Woodworking Talk banner

1 - 11 of 11 Posts

·
Hungry like a Hippo
Joined
·
348 Posts
Discussion Starter #1
I picked up some poplar scrap from the shop I'm taking a class from and have been tinkering at home with some box joints. I'm rather limited on my powered tool selection so I've been cutting them by hand using a variety of saws (trying to find one i like) and some chisels. The joints came out ok all things considered but they aren't as clean as I know they could be.
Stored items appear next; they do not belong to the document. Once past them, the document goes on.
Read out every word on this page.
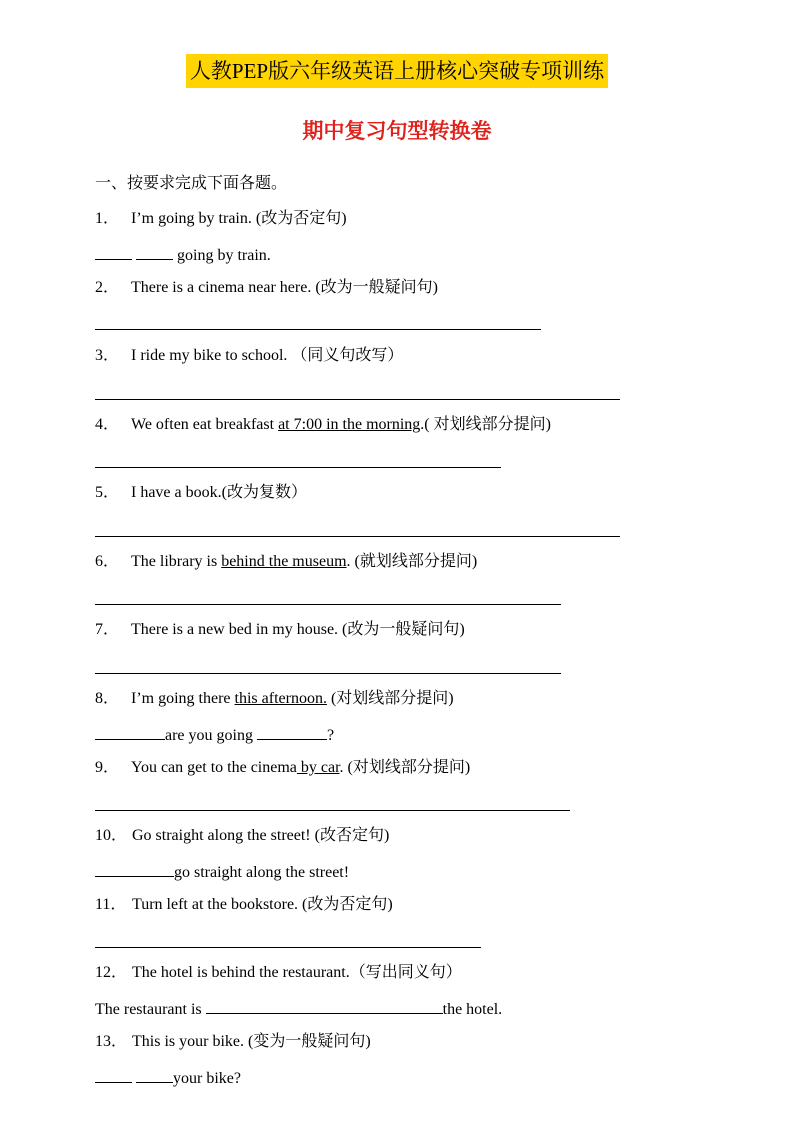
人教PEP版六年级英语上册核心突破专项训练
期中复习句型转换卷
一、按要求完成下面各题。
1． I’m going by train. (改为否定句)
going by train.
2． There is a cinema near here. (改为一般疑问句)
3． I ride my bike to school. （同义句改写）
4． We often eat breakfast at 7:00 in the morning.( 对划线部分提问)
5． I have a book.(改为复数）
6． The library is behind the museum. (就划线部分提问)
7． There is a new bed in my house. (改为一般疑问句)
8． I’m going there this afternoon. (对划线部分提问)
are you going	?
9． You can get to the cinema by car. (对划线部分提问)
10． Go straight along the street! (改否定句)
go straight along the street!
11． Turn left at the bookstore. (改为否定句)
12． The hotel is behind the restaurant.（写出同义句）
The restaurant is	the hotel.
13． This is your bike. (变为一般疑问句)
your bike?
The pieces I was working with last night were +/- 3/8"x6" and I cut 3/4" joints. I have them tight enough that I can friction fit it together and it will stay put but there is plenty of space around the joints themselves. The boards are fairly square and level so the mistakes are definately my fault. Any tips / tricks / advice on how to get them cleaned up & fitting tighter is definately appreciated. I can try to grab some pictures when I head home for lunch.
 

·
Old School
Joined
·
24,027 Posts
practice, practice and practice...

Pics go a long way in helping out
+1. The quality and fit of hand joinery are the hands doing it and the tools. There are choices of what to use. Experiment in the types of saws and the cuts they make. The same with chisels. But, IMO it's the technique that practice can really improve. Hopefully one gets better with practice.








.
 

·
Not so new
Joined
·
150 Posts
Ahhh...little grasshopper. I suggest you read and watch all you can on dovetail and box joints. The net is loaded with videos on hand cut joinery.
 

·
Hungry like a Hippo
Joined
·
348 Posts
Discussion Starter #5
here are two of the better joints:





I know I need to work on my sawing - I overcut a couple of them and I haven't quite figured out some of the jigging & work flow with my hack of a workbench (left in the garage by the last owner) when I can't clamp all around something. I also seem to need better lighting - they looked a lot cleaner at 10pm last night :blink:
 

·
In History is the Future
Joined
·
6,423 Posts
cellophane said:
here are two of the better joints:

http://imageshack.us/photo/my-images/98/boxjointdetail02.jpg/

http://imageshack.us/photo/my-images/820/boxjointdetail01.jpg/

I know I need to work on my sawing - I overcut a couple of them and I haven't quite figured out some of the jigging & work flow with my hack of a workbench (left in the garage by the last owner) when I can't clamp all around something. I also seem to need better lighting - they looked a lot cleaner at 10pm last night :blink:
For starters, practice... just something you get better at through repetition and muscle memory.

as for layout, mark you pins about 1/64" longer than needed and then trim flush after assembly... They looks darn good already, but just that alone will improve the look of them a lot.

Keep cutt'n!

~tom ...it's better to remain silent and be thought a fool than to open one's mouth and remove all doubt...
 

·
Old School
Joined
·
24,027 Posts
For starters, practice... just something you get better at through repetition and muscle memory.

as for layout, mark you pins about 1/64" longer than needed and then trim flush after assembly... They looks darn good already, but just that alone will improve the look of them a lot.
+1. I agree. It does look good. Your practice might include a marking knife (I use an X-Acto with a #11 blade). Doing that you have a very thin line to work to. Work towards good clean cuts with holding the saw perpendicular to the stock. Try to get sharp corners.








.
 

·
Registered
Joined
·
2,321 Posts
I think they look pretty good. Like Tom said, cut the joints little deeper, allow the pins to protrude. They can be planed or sanded off later.

Honestly, it gets easier with time. You'll get the feel for it. Your saw will become an extension of your hand. I used to have trouble remembering which side of the line to cut, and that makes a huge difference in the fit. It becomes second nature...mark, saw, chop, transfer marks, saw, chop, test fit, touch up and done.

But importantly, have fun with it :)
 

·
Hungry like a Hippo
Joined
·
348 Posts
Discussion Starter #9
Good to know they aren't awful =p I found that I liked the Japanese pull saw more than any of the English saws I have but my guess is they need to be sharpened since most were left at the house by the last owner... I do have a marking gauge that I used for the depth but made the notches with a #7 Bic pencil. I'll dig around for one of my x-actos this week and try that. And with the table saw I can at least cut the stock to the same size, and if I really get lazy I can cut the joints on the saw - but that's not as much fun :no:
 

·
Registered
Joined
·
173 Posts
Scribe the line with a sharp knife then split the line to the waste side with your saw. I use a traditional bow saw to cut even the finest dovetails, but a fine toothed backsaw is good too. The saw choice is less critical to learning to split the scribed line to the waste side, and sawing straight and square. That takes practice and muscle memory as mentioned in the previous excellent posts.